Now all we have are pre-printed flash cards (HTML) that do not allow you to indicate most of the possible meanings of a particular portion of text; it would be nice to have the alphabet (SGML) back.
Or, to put it in computer-nerd terms, its as if we replaced our Turning-complete language with one that's not Turning-complete.
why not just have the great google automagically OCR any images it finds in PDFs and generate a vision-impaired-friendly version of the PDF?
It then can append a footer to each page stating "the creator of this PDF is a google-certified nimrod".
(I've always found it a bit galling that some paper catalog companies I've dealt with thought it reasonable to create a web presence by posting PDFs with scans of each page their physical catalog. Good luck searching through that!)
the preceding comment is my own and in no way reflects the opinion of the Joint Chiefs of Staff
This sounds like a problem that the text browser should be solving, since it appears that whatever browser is being used incorrectly identifies a PDF file as an image and fails to convert it to readable text. It's not like there aren't FOSS tools to do that. Perhaps the only mandate should be for government files to dispense with fancy formatting so the information is easily read.
The government's role should be to 1) make the information easily read as well as easily available and 2) file a bug report with the browser maintainer.
Vanilla HTML is a much better answer. Let the reader control the format - separate the markup from the content, let the reader control the fonts, how emphasis displays, even link colors. Or move one step forward and use (basic!) CSS. PDF is overweight, slow, seriously buggy, can lock content, and is not available for all platforms. HTML readers are ubiquitous, fast, highly compressible and wide open. Heck, I can display and edit a basic HTML file, formatted nicely according to the HTML, on my 1970's-era 64k 6809 machine using a text-based terminal. Now that is good compatibility! And it didn't take long to write, either. Try supporting PDF in a 64k environment. Good luck.
I have never allowed PDF to be used as any form of outgoing documentation for our products; and I've never regretted that decision.

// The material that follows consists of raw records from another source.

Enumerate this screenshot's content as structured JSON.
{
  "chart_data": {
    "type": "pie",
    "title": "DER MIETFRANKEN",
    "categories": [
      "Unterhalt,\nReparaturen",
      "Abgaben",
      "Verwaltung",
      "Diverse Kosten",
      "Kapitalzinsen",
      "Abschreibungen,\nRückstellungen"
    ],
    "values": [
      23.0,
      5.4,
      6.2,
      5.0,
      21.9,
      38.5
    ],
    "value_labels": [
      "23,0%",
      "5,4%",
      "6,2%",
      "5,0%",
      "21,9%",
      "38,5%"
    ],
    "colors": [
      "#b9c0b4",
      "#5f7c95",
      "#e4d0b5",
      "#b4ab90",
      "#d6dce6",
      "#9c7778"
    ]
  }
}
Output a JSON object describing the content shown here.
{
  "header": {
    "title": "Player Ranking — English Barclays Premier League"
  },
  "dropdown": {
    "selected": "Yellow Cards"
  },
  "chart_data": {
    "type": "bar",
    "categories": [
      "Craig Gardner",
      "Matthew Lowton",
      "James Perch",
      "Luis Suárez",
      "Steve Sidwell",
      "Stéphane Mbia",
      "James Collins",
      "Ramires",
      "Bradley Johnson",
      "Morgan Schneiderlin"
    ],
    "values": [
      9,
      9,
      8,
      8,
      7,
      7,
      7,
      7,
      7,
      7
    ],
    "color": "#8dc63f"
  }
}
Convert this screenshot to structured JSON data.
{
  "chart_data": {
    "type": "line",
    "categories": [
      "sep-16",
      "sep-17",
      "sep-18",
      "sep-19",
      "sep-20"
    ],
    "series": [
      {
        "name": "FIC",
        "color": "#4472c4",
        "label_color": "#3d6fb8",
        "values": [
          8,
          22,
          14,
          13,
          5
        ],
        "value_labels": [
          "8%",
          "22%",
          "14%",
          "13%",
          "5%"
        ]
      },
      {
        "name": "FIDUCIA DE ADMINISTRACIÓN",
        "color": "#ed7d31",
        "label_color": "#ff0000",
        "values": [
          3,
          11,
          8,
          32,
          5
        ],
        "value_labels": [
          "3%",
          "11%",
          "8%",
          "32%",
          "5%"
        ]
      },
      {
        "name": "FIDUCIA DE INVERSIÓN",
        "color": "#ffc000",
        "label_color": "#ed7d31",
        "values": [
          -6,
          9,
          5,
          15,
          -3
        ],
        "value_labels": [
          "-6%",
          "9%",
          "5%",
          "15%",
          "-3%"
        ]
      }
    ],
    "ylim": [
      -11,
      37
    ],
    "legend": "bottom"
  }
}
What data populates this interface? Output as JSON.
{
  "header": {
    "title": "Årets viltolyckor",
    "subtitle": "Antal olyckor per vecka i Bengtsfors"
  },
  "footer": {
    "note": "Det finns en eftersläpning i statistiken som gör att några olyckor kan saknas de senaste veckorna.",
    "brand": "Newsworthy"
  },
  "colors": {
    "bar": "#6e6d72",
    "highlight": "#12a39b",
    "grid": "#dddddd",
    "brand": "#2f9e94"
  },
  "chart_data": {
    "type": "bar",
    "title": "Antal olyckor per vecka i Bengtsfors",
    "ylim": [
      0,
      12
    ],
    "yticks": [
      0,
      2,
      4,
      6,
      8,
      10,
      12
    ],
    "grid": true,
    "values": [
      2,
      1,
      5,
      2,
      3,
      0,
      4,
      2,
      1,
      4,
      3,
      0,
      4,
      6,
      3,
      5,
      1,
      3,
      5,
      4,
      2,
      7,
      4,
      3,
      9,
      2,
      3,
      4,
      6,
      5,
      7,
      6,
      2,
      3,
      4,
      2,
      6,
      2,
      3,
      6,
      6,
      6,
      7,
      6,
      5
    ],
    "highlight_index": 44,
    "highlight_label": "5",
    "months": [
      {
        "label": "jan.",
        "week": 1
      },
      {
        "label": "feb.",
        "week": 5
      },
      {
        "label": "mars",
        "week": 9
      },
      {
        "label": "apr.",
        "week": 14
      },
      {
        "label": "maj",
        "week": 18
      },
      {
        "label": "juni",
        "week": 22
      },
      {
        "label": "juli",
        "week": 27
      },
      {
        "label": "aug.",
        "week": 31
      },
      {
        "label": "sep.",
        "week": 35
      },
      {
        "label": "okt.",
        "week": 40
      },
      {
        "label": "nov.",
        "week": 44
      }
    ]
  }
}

I've fallen off your lawn, and I can't get up.
There isn't one good reason in the entire world to make sure a document "looks the same everywhere."
What we need is that the document is (1) readable, (2) orderly, and (3) conforms to the reader's needs.
When you have someone with poor vision, you don't want some tiny font used for anything, and zooming the page blows the context right out the window. The reader needs to be able to set the font, and the color(s), and the link colors, if any, and the document width, and quite a few other things.
PDF is unfriendly and the very idea that the author has to set the absolute look of the document reeks of elitism, misplaced "artistic" intent at the expense of readability and usability.
And then there is editing -- a document you can't edit and/or annotate is crippled -- and PDF encourages this unfriendly behavior.
The ideal solution at this point in time is, has been, and is likely to remain, HTML, which resolves every one of those critical problems.
I've fallen off your lawn, and I can't get up.
It's hard to read when your wasted, right Australia?
Isn't the web a visual medium and not suited to the blind? What is going to happen to audio files for the deaf? What about big words for those without education? This is a very precarious and slippery slope. Once you bend over backwards for one minority you have set a precedent. Don't think that this won't be used to help destroy the net as we know it today. It wont be too long before your blog won't be allowed until it has been thoroughly scanned by software to determine its PC friendliness. Your birdwatching blog wont be allowed as it isn't available to the blind or maybe your heavy metal appreciation blog either as it isn't deaf friendly. If you haven't worked out that Net ?Neutrality isn't what you should be worried about then you aren't paying attention. It's the PC police you need to worry about.
The new right fascists are bilingual. They speak English and Bullshit.